Quantum theory of chemical reactions in the presence of electromagnetic fields

TL;DR

This paper develops a quantum scattering theory to analyze how external electric fields influence chemical reactions involving atoms and diatomic molecules, showing that fields can enhance reaction probabilities and alter resonances at low temperatures.

Contribution

The authors introduce a rigorous quantum scattering framework incorporating external electric fields, enabling detailed analysis of field effects on low-temperature chemical reactions.

Findings

Electric fields can increase reaction probabilities.

External fields modify reactive scattering resonances.

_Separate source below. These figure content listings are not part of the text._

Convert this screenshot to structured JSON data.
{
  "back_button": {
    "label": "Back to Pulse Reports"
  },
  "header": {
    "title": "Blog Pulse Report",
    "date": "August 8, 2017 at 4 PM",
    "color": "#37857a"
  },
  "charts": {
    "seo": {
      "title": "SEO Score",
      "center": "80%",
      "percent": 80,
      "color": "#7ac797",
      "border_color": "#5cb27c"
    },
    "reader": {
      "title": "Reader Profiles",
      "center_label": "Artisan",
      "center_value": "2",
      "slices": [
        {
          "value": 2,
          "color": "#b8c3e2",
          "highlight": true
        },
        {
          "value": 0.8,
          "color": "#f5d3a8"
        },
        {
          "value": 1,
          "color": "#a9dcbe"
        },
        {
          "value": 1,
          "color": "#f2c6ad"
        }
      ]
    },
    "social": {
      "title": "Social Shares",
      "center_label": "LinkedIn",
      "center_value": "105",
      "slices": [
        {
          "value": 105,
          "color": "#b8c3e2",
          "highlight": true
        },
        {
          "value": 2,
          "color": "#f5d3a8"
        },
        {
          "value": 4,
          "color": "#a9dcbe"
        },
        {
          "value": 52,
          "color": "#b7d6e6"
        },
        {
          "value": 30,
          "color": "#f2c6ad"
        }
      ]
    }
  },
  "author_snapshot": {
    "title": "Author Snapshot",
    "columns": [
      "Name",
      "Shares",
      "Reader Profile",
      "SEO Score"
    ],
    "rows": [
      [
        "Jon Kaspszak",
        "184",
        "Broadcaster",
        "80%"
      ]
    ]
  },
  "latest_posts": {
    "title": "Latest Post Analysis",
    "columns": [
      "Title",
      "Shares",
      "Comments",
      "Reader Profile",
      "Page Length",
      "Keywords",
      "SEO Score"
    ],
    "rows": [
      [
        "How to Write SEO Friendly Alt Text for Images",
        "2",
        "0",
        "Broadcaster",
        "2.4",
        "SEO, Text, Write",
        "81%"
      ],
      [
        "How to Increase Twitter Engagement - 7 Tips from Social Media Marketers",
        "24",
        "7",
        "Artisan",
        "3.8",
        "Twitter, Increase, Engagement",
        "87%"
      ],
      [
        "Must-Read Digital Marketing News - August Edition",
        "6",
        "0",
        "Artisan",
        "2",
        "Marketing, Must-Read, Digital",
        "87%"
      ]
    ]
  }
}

Reactions of polar molecules can be controlled below 1 K.

Abstract

We present a theory for rigorous quantum scattering calculations of probabilities for chemical reactions of atoms with diatomic molecules in the presence of an external electric field. The approach is based on the fully uncoupled basis set representation of the total wave function in the space-fixed coordinate frame, the Fock-Delves hyperspherical coordinates and adiabatic partitioning of the total Hamiltonian of the reactive system. The adiabatic channel wave functions are expanded in basis sets of hyperangular functions corresponding to different reaction arrangements and the interactions with external fields are included in each chemical arrangement separately. We apply the theory to examine the effects of electric fields on the chemical reactions of LiF molecules with H atoms and HF molecules with Li atoms at low temperatures and show that electric fields may enhance the probability of chemical reactions and modify reactive scattering resonances by coupling the rotational states of the reactants. Our preliminary results suggest that chemical reactions of polar molecules at temperatures below 1 K can be selectively manipulated with dc electric fields and microwave laser radiation.